Hacker News new | ask | show | jobs
by nostrademons 2691 days ago
Isn't this basically what regexp-based lexer generators (eg. lex, 1975) do? Stdlib regexps need to run multiple passes because the library itself has no idea whether it's being used with one pattern or multiple patterns, but any lexer generator that has all the patterns at once (i.e. all of them) can merge the DFAs generated and match the input in a single pass.

Hell, I've been known to do quick & dirty versions of this technique by concatenating all the patterns together with "|" before passing them to Pattern.compile. It takes all of one line of code. Backtracking regexp engines don't really benefit from this, but DFA-based regexp engines like RE2 can get massive speedups.

1 comments

The idea of compiling everything together into a single DFA is very old. However, this doesn't always work - it will result in a combinatorial explosion in many cases (informally, if the patterns contain a lot of states that overlap with other potential states you might be in from other patterns or elsewhere in that pattern).

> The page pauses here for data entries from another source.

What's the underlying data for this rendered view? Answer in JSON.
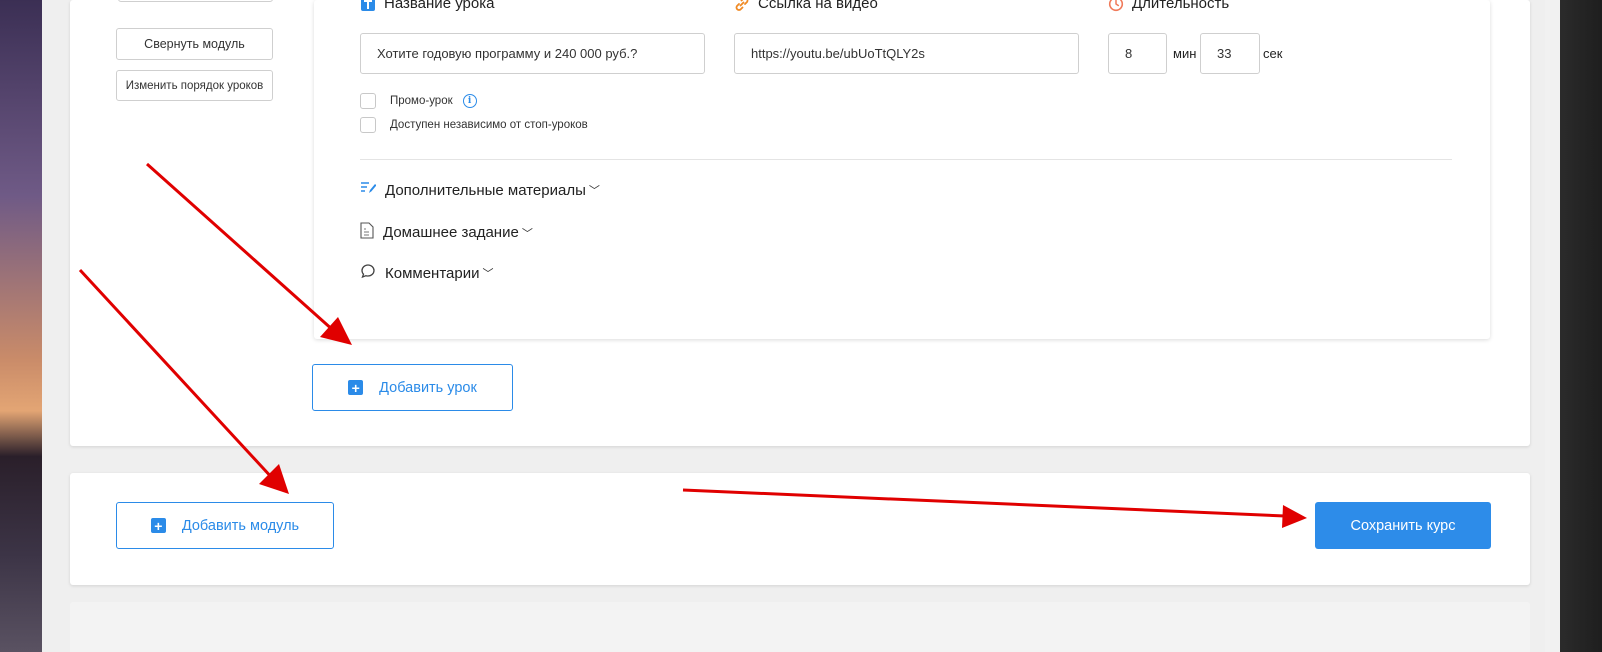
{
  "sidebar": {
    "collapse_module": "Свернуть модуль",
    "reorder_lessons": "Изменить порядок уроков"
  },
  "lesson": {
    "title_label": "Название урока",
    "title_value": "Хотите годовую программу и 240 000 руб.?",
    "video_label": "Ссылка на видео",
    "video_value": "https://youtu.be/ubUoTtQLY2s",
    "duration_label": "Длительность",
    "duration_min": "8",
    "min_unit": "мин",
    "duration_sec": "33",
    "sec_unit": "сек",
    "promo_label": "Промо-урок",
    "independent_label": "Доступен независимо от стоп-уроков",
    "sections": {
      "materials": "Дополнительные материалы",
      "homework": "Домашнее задание",
      "comments": "Комментарии"
    }
  },
  "actions": {
    "add_lesson": "Добавить урок",
    "add_module": "Добавить модуль",
    "save_course": "Сохранить курс"
  },
  "colors": {
    "accent": "#2b8be8",
    "annotation_arrow": "#e00000"
  },
  "icons": {
    "title": "text-t-icon",
    "video": "link-icon",
    "duration": "clock-icon",
    "info": "info-icon",
    "materials": "pencil-list-icon",
    "homework": "document-icon",
    "comments": "speech-bubble-icon",
    "add": "plus-square-icon"
  }
}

So DFA merging is a dark art and many people spend whole careers taping things to the side of the basic DFA algorithm to handle this.

This doesn't seem to come up with most lexers because the idea of using some crazy overlapping tokens doesn't sound great - i.e. you're probably not going to want to allow your tokens to overlap that much. So it's not a problem for lex, but it might be a problem if you're scanning 10,000 text analytics patterns simultaneously.

Concatenating patterns is fine for RE2 - and RE2 can survive this - to a point. However, RE2 just falls back to a 'survivable' Thompson NFA regex when determinization fails and has no other strategies.

For backtracking engines, concatenating patterns with "|" is equivalent to just trying one pattern, then the next, etc.